Border officials for Kyrgyzstan and Tajikistan have discussed the latest developments along the disputed segments of the common border between the two nations amid a fresh rise in tensions over the weekend.

Radio Liberty’s Kyrgyz Service, known locally as Azattyk, says a statement released by Kyrgyzstan's State Border Service on August 23, in particular, notes that the talks were held in the Batken region, where unknown individuals hurled rocks at two Kyrgyz private cars after reports that the Tajik side had started construction work at the Golovnoi water intake facility, which is located on disputed territory.

The Kyrgyz State Border Service statement said the construction was halted after the talks.

Tajikistan and Kyrgyzstan have not yet resolved the border delineation problem.  Many border areas in Central Asia have been disputed since the collapse of the Soviet Union in 1991.  The situation is particularly complicated near the numerous exclaves in the Fergana Valley, where the borders of Tajikistan, Uzbekistan, and Kyrgyzstan meet.

The border of Kyrgyzstan and Tajikistan has been the scene of unrest repeatedly since the collapse of the former Soviet Union.

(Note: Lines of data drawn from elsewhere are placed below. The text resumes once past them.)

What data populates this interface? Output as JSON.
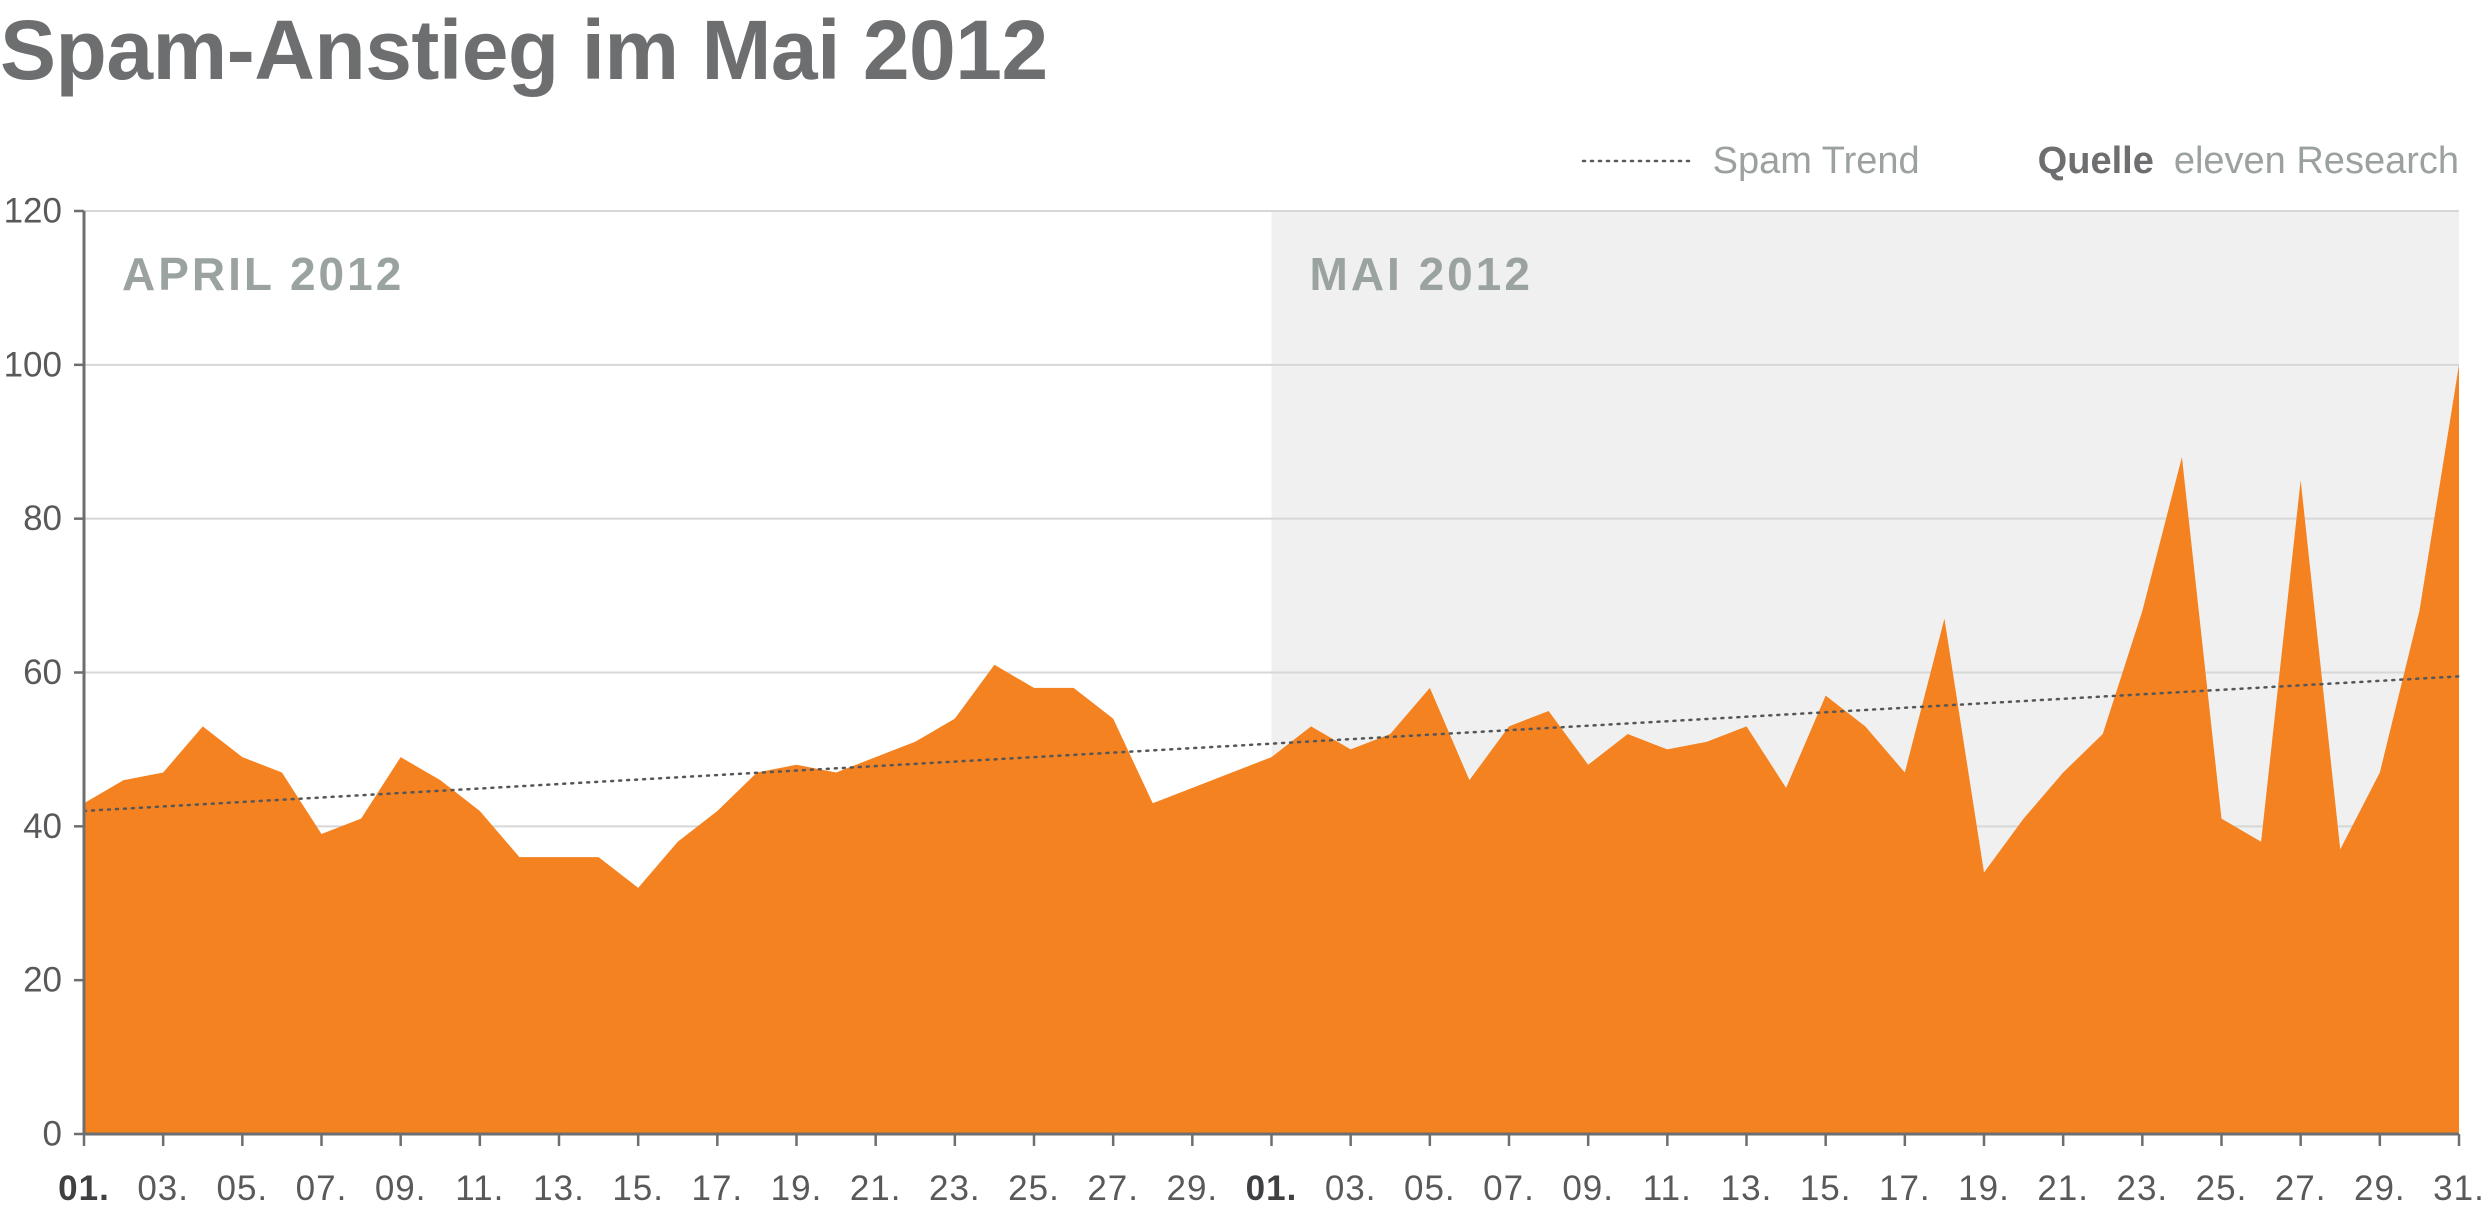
{
  "chart_data": {
    "type": "area",
    "title": "Spam-Anstieg im Mai 2012",
    "ylim": [
      0,
      120
    ],
    "yticks": [
      0,
      20,
      40,
      60,
      80,
      100,
      120
    ],
    "grid": true,
    "legend": "top-right",
    "months": [
      {
        "label": "APRIL 2012",
        "shaded": false,
        "tick_labels": [
          "01.",
          "03.",
          "05.",
          "07.",
          "09.",
          "11.",
          "13.",
          "15.",
          "17.",
          "19.",
          "21.",
          "23.",
          "25.",
          "27.",
          "29."
        ],
        "values": [
          43,
          46,
          47,
          53,
          49,
          47,
          39,
          41,
          49,
          46,
          42,
          36,
          36,
          36,
          32,
          38,
          42,
          47,
          48,
          47,
          49,
          51,
          54,
          61,
          58,
          58,
          54,
          43,
          45,
          47
        ]
      },
      {
        "label": "MAI 2012",
        "shaded": true,
        "tick_labels": [
          "01.",
          "03.",
          "05.",
          "07.",
          "09.",
          "11.",
          "13.",
          "15.",
          "17.",
          "19.",
          "21.",
          "23.",
          "25.",
          "27.",
          "29.",
          "31."
        ],
        "values": [
          49,
          53,
          50,
          52,
          58,
          46,
          53,
          55,
          48,
          52,
          50,
          51,
          53,
          45,
          57,
          53,
          47,
          67,
          34,
          41,
          47,
          52,
          68,
          88,
          41,
          38,
          85,
          37,
          47,
          68,
          100
        ]
      }
    ],
    "trend": {
      "name": "Spam Trend",
      "start": 42,
      "end": 59.5
    }
  },
  "source": {
    "label": "Quelle",
    "text": "eleven Research"
  },
  "colors": {
    "area": "#f58220",
    "shade": "#eff0ef",
    "grid": "#d6d7d7",
    "axis": "#6d6e70",
    "trend": "#555658",
    "text": "#58595b",
    "month_label": "#9aa39f"
  }
}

Border talks between Tajikistan and Kyrgyzstan began in 2002.  The countries share 976 kilometers of border – of which some 520 kilometers has reportedly been properly delineated, leading to tensions for the past 30 years.

The latest clash along Tajikistan’s common border with Kyrgyzstan that took place in late April this year was the bloodiest one in the region over the past 20 years.  The countries have agreed a complete ceasefire after the worst violence in decades along the Tajik-Kyrgyz border that killed 55 people and wounded more than 300 other people.

The clash has reportedly brought mutual hostility from the previous local level to a national scale in both countries.

In May, Kyrgyzstan unilaterally banned passage of Tajik nationals and transport through its territory.